When I studied anthropology it seemed like just another specialist term to learn. Gender as opposed to sex. I mean really… If you have a penis you’re a boy! As I went on in my studies I became more interested and, as is my wont, jumped into the wonderful ideas about the practice of gender in different cultures and times… It really was part of the revolutionising of how I saw the world. I became convinced that our physiology is the frosting on a cake made of culture. That almost all of our perceptions of gender were produced by power relations and the like.

Funny how our ideas often come full circle. Nowadays I am convinced (and that means something different too) that gender is a profound part of who we are and is linked deeply with our physiology but transcends it too. Where once I sought to see through difference to find commonality I now delight in the rich differences.

I am fascinated by what is might do to one’s psyche to menstruate 300-400 times in your life. I love Camillie Paglia’s opening chapter in Sexual Personae where she is obviously fascinated by the mysterious hidden grotto of women’s vulva as opposed to the obviousness of the male penis and balls… and the FASCINATING thought that this night mirror our psyche’s!!!

And what does this mean for people who identify against their physiology?

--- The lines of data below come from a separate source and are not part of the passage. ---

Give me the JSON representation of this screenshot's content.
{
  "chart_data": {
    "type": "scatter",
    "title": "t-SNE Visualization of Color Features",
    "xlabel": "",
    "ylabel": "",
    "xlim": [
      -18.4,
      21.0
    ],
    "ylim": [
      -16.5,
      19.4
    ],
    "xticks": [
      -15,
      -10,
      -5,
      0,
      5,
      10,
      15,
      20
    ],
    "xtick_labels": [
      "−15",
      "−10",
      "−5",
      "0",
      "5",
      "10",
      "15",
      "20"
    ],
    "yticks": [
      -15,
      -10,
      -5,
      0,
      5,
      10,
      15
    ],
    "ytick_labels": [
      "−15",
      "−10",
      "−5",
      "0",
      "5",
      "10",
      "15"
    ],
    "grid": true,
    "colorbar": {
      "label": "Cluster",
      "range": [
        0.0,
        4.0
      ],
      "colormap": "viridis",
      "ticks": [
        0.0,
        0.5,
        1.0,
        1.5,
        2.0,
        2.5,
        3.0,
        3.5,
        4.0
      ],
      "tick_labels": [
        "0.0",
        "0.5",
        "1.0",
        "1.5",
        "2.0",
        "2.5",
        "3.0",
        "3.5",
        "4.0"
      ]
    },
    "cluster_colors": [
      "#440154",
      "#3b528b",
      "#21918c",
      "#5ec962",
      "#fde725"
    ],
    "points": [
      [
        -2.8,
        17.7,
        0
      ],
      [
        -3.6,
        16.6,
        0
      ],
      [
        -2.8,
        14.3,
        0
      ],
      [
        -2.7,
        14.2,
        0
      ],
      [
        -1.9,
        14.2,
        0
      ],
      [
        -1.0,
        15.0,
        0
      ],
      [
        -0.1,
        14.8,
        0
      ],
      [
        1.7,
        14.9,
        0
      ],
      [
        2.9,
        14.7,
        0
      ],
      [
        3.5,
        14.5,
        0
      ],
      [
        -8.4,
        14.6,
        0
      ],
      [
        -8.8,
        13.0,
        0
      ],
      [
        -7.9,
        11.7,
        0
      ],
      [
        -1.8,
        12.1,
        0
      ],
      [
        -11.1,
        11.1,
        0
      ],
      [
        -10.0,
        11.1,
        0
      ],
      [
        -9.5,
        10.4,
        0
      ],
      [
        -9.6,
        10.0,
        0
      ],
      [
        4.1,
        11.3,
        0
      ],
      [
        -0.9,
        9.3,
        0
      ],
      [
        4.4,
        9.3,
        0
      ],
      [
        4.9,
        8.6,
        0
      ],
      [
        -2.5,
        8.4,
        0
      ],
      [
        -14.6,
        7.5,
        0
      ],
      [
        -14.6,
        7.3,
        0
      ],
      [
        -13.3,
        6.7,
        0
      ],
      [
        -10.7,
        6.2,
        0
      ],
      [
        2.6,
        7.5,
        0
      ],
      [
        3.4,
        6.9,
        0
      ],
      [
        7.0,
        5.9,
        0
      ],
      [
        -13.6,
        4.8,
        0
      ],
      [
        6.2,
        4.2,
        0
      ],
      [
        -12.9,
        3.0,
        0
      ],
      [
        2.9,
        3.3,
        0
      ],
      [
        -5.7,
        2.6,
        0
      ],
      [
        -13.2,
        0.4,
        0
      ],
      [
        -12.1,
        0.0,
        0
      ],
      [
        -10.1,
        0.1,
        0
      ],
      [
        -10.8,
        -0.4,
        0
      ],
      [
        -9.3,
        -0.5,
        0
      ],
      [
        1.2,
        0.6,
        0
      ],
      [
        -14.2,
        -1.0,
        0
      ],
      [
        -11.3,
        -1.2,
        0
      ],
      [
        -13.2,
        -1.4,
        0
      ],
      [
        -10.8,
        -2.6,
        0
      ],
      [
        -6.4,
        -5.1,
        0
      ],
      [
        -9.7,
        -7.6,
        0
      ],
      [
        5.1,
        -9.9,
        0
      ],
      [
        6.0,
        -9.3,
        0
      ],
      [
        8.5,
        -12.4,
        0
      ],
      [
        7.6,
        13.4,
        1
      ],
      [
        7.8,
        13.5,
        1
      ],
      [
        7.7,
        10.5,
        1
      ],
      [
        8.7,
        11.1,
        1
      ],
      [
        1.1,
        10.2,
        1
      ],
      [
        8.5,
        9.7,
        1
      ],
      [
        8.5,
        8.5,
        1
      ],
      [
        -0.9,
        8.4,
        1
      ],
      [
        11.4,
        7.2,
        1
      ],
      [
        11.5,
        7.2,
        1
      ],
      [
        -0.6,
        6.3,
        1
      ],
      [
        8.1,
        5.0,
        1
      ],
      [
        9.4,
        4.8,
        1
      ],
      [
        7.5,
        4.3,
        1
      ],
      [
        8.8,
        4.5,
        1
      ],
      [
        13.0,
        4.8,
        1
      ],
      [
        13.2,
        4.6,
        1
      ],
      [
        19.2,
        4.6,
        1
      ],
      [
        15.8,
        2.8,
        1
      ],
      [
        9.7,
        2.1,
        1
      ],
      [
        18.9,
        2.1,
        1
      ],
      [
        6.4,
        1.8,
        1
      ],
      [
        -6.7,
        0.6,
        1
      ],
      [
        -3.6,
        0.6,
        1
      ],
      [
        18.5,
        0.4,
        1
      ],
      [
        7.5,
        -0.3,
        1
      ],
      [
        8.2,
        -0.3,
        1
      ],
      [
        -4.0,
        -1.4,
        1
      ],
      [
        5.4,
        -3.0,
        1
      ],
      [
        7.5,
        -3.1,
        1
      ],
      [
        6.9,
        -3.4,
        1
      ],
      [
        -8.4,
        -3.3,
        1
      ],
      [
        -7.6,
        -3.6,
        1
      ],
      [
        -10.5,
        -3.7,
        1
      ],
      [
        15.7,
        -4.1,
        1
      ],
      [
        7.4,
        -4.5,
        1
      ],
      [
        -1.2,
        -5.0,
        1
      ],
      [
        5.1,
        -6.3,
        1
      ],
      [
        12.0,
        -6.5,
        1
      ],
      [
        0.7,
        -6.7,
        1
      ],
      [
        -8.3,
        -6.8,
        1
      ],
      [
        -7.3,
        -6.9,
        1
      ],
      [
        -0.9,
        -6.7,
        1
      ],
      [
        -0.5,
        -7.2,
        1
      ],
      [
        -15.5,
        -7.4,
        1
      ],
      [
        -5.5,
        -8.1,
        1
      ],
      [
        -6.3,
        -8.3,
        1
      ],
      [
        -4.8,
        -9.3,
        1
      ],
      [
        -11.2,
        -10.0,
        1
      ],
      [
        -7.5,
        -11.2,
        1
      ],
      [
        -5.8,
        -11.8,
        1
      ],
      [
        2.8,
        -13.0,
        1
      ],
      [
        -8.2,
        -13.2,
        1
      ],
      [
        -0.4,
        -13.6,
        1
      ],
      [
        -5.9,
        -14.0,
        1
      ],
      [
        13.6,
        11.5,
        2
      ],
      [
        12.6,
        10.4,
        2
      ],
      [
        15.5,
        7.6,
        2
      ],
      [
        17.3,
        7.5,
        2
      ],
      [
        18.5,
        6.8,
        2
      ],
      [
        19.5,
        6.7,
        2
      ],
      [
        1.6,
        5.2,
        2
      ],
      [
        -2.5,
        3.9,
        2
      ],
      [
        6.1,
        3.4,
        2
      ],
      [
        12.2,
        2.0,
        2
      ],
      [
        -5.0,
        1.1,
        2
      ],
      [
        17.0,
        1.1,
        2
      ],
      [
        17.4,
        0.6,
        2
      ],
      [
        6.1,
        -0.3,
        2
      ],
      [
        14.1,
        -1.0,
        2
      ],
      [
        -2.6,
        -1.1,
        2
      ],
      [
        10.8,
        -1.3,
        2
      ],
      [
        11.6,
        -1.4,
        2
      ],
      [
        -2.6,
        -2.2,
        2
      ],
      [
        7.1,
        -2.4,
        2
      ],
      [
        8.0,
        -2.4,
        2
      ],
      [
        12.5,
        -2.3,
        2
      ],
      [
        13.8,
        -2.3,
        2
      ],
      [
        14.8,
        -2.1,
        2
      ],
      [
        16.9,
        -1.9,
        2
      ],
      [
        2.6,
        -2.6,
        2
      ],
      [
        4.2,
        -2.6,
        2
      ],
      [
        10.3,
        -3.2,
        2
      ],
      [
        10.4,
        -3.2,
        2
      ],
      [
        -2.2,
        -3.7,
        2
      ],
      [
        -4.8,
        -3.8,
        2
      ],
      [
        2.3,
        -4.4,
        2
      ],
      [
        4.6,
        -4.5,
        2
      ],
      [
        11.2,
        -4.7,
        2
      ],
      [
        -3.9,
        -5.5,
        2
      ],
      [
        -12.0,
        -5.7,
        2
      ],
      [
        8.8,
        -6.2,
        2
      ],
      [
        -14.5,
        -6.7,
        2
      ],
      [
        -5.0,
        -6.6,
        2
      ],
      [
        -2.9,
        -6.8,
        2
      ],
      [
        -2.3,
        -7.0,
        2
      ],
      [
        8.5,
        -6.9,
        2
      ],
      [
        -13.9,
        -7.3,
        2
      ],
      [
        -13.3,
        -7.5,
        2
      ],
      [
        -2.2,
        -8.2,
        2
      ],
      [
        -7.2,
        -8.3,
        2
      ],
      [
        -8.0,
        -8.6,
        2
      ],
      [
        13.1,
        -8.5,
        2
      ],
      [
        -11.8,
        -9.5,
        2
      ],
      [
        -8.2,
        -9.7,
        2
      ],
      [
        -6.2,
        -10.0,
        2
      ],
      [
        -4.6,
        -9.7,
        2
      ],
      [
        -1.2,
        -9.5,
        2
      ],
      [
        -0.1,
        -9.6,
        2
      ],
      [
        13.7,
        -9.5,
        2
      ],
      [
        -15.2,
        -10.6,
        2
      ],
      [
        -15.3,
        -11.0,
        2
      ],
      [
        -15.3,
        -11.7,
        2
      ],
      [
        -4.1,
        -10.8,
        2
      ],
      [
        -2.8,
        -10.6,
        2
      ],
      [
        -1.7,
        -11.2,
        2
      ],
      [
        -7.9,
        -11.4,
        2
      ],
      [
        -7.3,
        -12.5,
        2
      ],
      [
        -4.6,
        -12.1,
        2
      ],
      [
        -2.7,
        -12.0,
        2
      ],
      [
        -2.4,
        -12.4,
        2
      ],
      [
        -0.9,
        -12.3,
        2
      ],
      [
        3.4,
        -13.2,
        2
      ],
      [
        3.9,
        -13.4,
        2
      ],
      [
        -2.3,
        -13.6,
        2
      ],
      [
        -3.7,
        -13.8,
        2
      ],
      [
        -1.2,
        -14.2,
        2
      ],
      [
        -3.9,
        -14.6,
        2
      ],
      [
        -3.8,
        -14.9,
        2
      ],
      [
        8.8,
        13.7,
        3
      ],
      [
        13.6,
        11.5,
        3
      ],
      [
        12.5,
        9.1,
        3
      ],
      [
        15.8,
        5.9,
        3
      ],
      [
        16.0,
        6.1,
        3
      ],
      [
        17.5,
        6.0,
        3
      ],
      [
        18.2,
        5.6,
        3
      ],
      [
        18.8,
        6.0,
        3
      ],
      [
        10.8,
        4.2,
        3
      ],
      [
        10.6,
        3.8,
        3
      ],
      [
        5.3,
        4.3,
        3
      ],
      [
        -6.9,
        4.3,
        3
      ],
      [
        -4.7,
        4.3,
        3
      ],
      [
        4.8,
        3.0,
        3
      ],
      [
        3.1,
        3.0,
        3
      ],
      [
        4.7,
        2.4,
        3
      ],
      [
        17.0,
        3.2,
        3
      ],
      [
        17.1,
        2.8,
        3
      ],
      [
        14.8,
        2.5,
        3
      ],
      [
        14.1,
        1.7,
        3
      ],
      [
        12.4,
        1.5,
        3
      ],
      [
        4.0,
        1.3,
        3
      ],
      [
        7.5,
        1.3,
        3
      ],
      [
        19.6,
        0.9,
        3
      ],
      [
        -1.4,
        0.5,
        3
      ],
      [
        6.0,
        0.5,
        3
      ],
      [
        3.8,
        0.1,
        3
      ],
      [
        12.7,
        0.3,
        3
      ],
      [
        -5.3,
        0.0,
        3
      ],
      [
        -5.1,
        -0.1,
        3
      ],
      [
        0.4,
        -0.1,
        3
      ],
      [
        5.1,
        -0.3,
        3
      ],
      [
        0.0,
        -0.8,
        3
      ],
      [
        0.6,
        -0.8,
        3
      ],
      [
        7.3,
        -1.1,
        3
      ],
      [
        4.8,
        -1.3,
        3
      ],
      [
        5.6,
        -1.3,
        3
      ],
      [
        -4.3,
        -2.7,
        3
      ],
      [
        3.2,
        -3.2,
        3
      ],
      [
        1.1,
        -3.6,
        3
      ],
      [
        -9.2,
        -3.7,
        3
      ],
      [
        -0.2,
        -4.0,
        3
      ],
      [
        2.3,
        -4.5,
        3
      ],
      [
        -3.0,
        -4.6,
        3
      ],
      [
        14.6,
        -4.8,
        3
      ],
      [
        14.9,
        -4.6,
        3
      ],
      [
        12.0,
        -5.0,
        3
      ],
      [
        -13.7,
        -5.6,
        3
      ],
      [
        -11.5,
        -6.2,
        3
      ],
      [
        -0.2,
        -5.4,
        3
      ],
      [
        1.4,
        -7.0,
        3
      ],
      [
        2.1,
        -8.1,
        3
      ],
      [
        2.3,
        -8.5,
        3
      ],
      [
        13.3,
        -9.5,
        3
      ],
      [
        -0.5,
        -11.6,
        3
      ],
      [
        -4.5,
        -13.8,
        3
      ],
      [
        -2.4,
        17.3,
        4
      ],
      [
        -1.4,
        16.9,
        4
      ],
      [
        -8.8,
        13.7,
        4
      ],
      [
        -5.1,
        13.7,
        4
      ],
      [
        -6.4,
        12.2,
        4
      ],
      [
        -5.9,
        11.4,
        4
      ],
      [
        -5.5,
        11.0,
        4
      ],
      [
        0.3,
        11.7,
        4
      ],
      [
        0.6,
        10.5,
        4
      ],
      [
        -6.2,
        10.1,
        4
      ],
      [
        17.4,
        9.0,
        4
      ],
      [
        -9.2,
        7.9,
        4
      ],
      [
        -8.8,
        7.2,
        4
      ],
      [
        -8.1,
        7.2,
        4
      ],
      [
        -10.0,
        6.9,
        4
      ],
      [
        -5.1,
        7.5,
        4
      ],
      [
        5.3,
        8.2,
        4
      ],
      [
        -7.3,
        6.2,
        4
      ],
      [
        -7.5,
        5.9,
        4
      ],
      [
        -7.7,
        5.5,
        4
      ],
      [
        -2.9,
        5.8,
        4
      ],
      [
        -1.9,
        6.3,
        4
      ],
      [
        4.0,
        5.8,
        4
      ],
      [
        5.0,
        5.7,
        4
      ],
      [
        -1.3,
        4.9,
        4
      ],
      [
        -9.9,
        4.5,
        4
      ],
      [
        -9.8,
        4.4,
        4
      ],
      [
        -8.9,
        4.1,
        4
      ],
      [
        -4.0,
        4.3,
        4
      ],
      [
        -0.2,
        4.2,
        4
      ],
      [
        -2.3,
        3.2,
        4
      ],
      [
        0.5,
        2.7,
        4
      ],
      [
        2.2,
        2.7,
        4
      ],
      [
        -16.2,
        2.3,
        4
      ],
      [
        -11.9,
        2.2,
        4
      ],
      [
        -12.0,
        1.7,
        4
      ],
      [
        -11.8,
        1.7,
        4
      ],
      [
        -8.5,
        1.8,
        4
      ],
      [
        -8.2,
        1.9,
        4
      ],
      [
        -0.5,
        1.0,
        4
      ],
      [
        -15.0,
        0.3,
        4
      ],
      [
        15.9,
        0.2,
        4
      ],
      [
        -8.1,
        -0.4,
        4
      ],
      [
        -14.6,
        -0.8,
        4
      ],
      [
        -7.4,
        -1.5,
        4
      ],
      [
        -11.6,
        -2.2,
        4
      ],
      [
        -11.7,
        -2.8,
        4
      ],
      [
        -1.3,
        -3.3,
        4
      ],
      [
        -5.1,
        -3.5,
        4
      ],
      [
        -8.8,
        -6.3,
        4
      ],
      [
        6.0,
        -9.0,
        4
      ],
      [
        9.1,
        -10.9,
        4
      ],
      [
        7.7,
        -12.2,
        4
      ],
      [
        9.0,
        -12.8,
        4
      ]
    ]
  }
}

Nowadays female gender feels like this rich foreign culture with its own language and perceptions. I love to be an ethnographer revelling in the strange practices and confusing ideas all the while having the feeling that in encountering this otherness I also encounter something of the feminine divine. And it definitely helps that this rich foreign culture mostly belongs to people I find very sexually exciting.




One Response to “Gender”

  1. Heather Says:


    I see gender as a cultural construct most commonly assigned based on physiology. Physiology then also feeds strongly into what it means (stuff like males tend to be stronger so men tend to be given strength-requiring roles, females have babies so women tend to be given roles that require/allow that etc.).

    But mostly I wanted to give my personal response to ‘what does it do to someone’s psyche to menstruate 300-400 times in one’s lifetime’.

    I am always somewhere in a cycle. This cycle affects my energy levels, my body shape and weight, my pain level, and how I have sex. For medical reasons, I must not have children. However, so far as I know, I am fertile. I do not wish to permanently remove my ability to have children, as I would dearly love to have them one day, and there is a chance that one day my medical reason for not having children will be cured. Unfortunately, that same medical reason means that it is unwise for me to be on the PIll. So I am left with the options of not having sex at all, only ever having sex with a condom, seriously compromising my health, or constantly being aware of where I am in my menstrual cycle and allowing that to govern my sexual practise. I have chosen the path of ‘fertility awareness’ and am thus uncommonly closely aware of my menstrual cycle.

    On the one hand it fascinates me, this thing my body does. And how total it is. I primarily monitor my fertility based on my cervical mucus – the appearance of smears of mucus on loo paper. But if I wanted to purchase a simple microscope, I could monitor changes in microscopic structures in my saliva and its refractivity! That fascinates the scientist in me šŸ™‚

    On another hand, it mocks me. I have my period right now. My energy is low, my stomach aches and is bloated. I don’t want to eat or move. I can still enjoy touching my husband’s genitals, but I don’t want his hands anywhere near my sore ones. If I wasn’t on strong medication, I would feel like throwing up and any movement of my legs would send waves of pain through my body. [I realise my experience is extreme – I don’t know any women who get worse dysmennorhea than I do.] It’s no fun being like this, yet its only ‘purpose” is to enable me to create a good environment in which to grow a baby. I’m not going to grow a baby any time soon, and as I drag myself through my day I feel like all this unpleasantness is throwing that back in my face.

    And on another hand (should one have three…) I appreciate the way this grounds me. I believe strongly in incarnation, and strive to reject the body/soul dualism that has wormed its way deep within me. My menstrual cycle prevents me from denying my embodied nature. I would like to reject it, but it is part of me and affects how I can interact with the world. I don’t find it an airy fairy beautiful thing, and I don’t relate to Anne Frank’s comments about how she anticipates each new period with excitement, but it does tie my ‘me’ and my body together.